01-02-2013, 04:37 PM
Capturing, indexing, clustering, and retrieving system history
ABSTRACT
When complex software systems misbehave whether they is a partial failure, violate an established service-level objective (SLO), or otherwise respond in an unexpected way to workload understanding the likely causes of the problem can speed repair. While a variety of problems can be solved by simple mechanisms such as rebooting [3], many cannot, including problems related to a misallocation or shortage of resources that leads to a persistent performance problem or other anomaly that can be addressed only by a nontrivial configuration change.

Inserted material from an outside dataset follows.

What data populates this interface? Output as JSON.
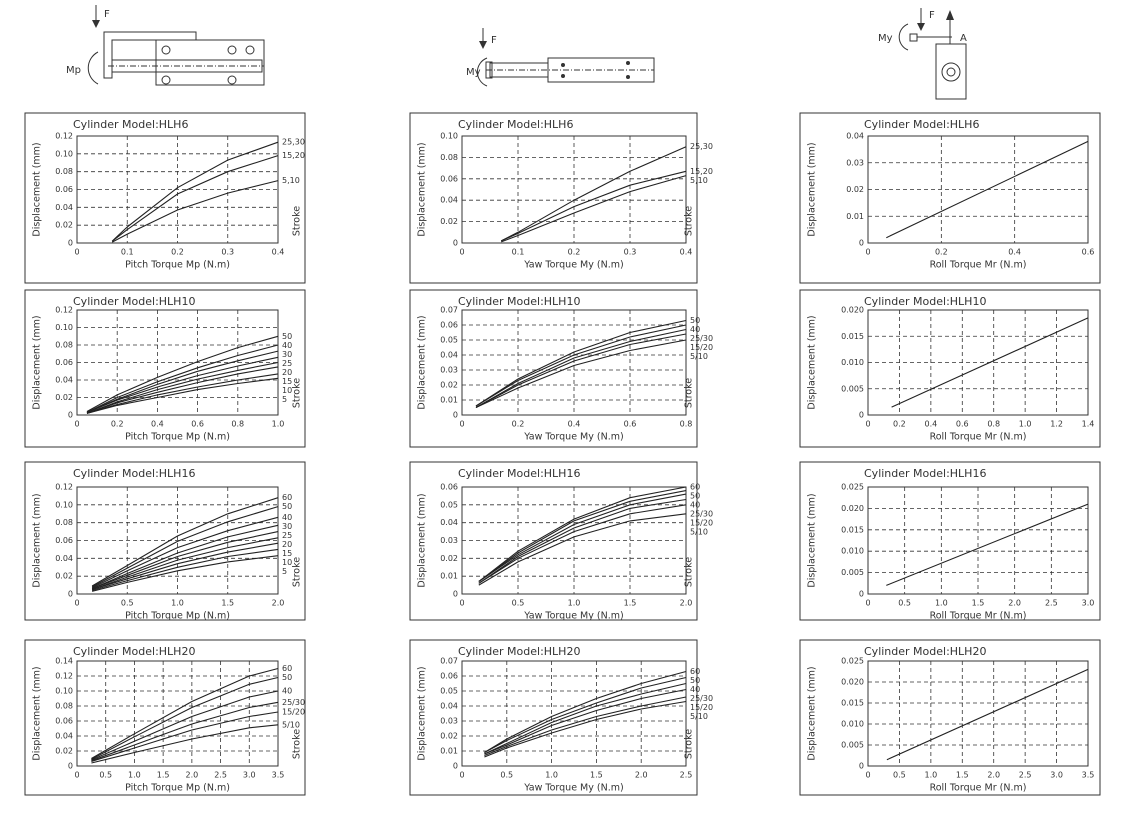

Understanding and documenting the likely causes of such problems is difficult because they often emerge from the behavior of a collection of low-level metrics such as CPU load, disk I/O rates, etc., and therefore simple rules of thumb" focusing on a single metric are usually misleading. Furthermore, today there is no systematic way to leverage past diagnostic efforts when a problem arises, even though such efforts may be expensive and are on the critical path of continued system operation. To that end we would like to be able to recognize and retrieve similar problem instances from the past. If the problem was previously resolved, we can try to justify the diagnosis and perhaps even apply the repair actions. Even if the problem remained unresolved, we could gather statistics regarding the frequency or even periodicity of the recurrence of that problem, accumulating necessary information for prioritizing or escalating diagnosis and repair efforts. In order to do these things, we must be able to extract from the system an indexable description that both distills the essential system state associated with the problem and that can be formally manipulated to facilitate automated clustering and similarity based search. Meeting these requirements would enable matching an observed behavior against a database of previously observed ones both for retrieval and determining whether the problem is a recurrent one.